京都的天氣炎熱,江肆等啊等,妝都補了兩回的,女演員還不來。
古我的裝扮十分的繁瑣,縱然在空調間,江肆也額角出了些汗。
我替他小心地擦著臉上的汗,忍不住地有些生氣:「什麼人啊,素質這麼差怎麼當上的演員!」
江肆好脾氣地蹭了蹭我:「沒關系咯姐姐,她來得越晚,我和你待的時間越久嘛。」
他飾演的角色是意氣風發的少年將軍,一整套打扮下來,原作裡那個桀骜輕狂、意氣風發的少年神將似乎真的穿破了次元壁。

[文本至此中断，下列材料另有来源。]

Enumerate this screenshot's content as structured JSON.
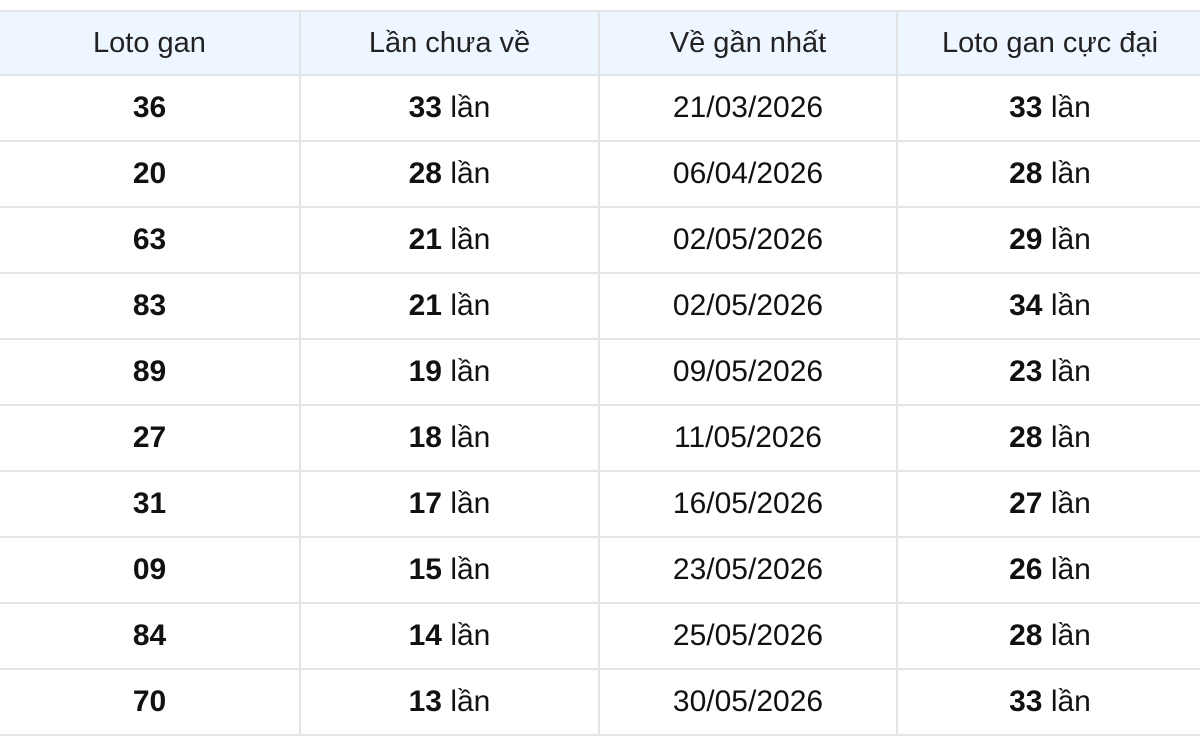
{
  "table": {
    "columns": [
      "Loto gan",
      "Lần chưa về",
      "Về gần nhất",
      "Loto gan cực đại"
    ],
    "unit": "lần",
    "rows": [
      {
        "loto": "36",
        "misses": "33",
        "last": "21/03/2026",
        "max": "33"
      },
      {
        "loto": "20",
        "misses": "28",
        "last": "06/04/2026",
        "max": "28"
      },
      {
        "loto": "63",
        "misses": "21",
        "last": "02/05/2026",
        "max": "29"
      },
      {
        "loto": "83",
        "misses": "21",
        "last": "02/05/2026",
        "max": "34"
      },
      {
        "loto": "89",
        "misses": "19",
        "last": "09/05/2026",
        "max": "23"
      },
      {
        "loto": "27",
        "misses": "18",
        "last": "11/05/2026",
        "max": "28"
      },
      {
        "loto": "31",
        "misses": "17",
        "last": "16/05/2026",
        "max": "27"
      },
      {
        "loto": "09",
        "misses": "15",
        "last": "23/05/2026",
        "max": "26"
      },
      {
        "loto": "84",
        "misses": "14",
        "last": "25/05/2026",
        "max": "28"
      },
      {
        "loto": "70",
        "misses": "13",
        "last": "30/05/2026",
        "max": "33"
      }
    ]
  },
  "colors": {
    "header_bg": "#eef6ff",
    "border": "#e2e4e8",
    "date_link": "#2b44c4"
  }
}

我感嘆:「江肆,你這片子出去,可能真的要新增一批老婆粉了。」
他忽然湊了上來,眼睛亮晶晶地看著我:「姐姐,那你能是我的老婆粉嗎?」
他著重強調了「老婆」兩個字。
青年的面龐十分的俊秀,美色在前,我的心跳陡然漏了一拍。
我穩了穩心神:「滾!」
遠處的助理在喊:「江老師!請過來一下!」
江肆笑容燦爛地看著我:「好嘞姐姐,我這就滾!我改天再問你哦!」
「我會等你很久很久的。」
他的語氣陡然一變,真摯誠懇,狹長的鳳眸裡裝著一個素顏朝天的我,似乎我是這個世界上他最重要的人。
有些話就是在玩笑裡說出口的。
我的心陡然緊了起來,趕忙推著他:「快去吧你。」
看著他大步離開的背影,我垂眸松了一口氣。
我不是不知道他的心思,但我隻拿他當弟弟。
在最初察覺到的時候我甚至考慮過給江肆換個經紀人,他S纏爛打抱著我哭了很久我才沒有丟掉他。
喜歡靳望舟的那十年,幾乎耗光了我所有的力氣。
我大概,是沒有力氣再去喜歡一個江肆了。
7
時間過了一大半,門口忽然有了些許的嘈雜。
助理抱著兩盒飯過來了:「南溪姐,姜矜她男朋友好大方诶,從華爾道夫訂了一批盒飯過來,還有下午茶小點心!天吶!」
我挑眉:「姜矜?」
如果我沒記錯的話,這部戲的女主角應該是另一個影後級別的女演員。
姜矜一個靠著綜藝發家的藝人,哪裡夠得上導演的門檻啊。
「對,就是那個最近和京圈太子爺傳緋聞的姜矜!她男朋友來片場了就在門口站著!真的就是神仙愛情!磕S我了!」
我心下覺得不妙,起身朝著外面走去。
助理在後頭喊:「姐!華爾道夫的飯你不嘗一口嗎?!」
我擺擺手示意她自己吃。
姜矜先前和我手底下的一個小花搭戲過,回來小花氣得抱著我哭了好幾場,說姜矜戲品爛演技差還愛耍大牌。
今天要有女主要打男主巴掌的戲份,我得去看看。
倒不是怕江肆在姜矜手底下吃虧,憑他的地位也沒人敢動他。
但是靳望舟也來了,就是另一個性質了。
我怕江肆在靳望舟手底下吃虧。
他出了名的護短。
雖然護的從來不是我。
8
我到的時候,這一 cut 還在拍。
江肆和姜矜面對面站著,姜矜的手高高地揚了起來。
「啪」的一聲,江肆被打歪了臉。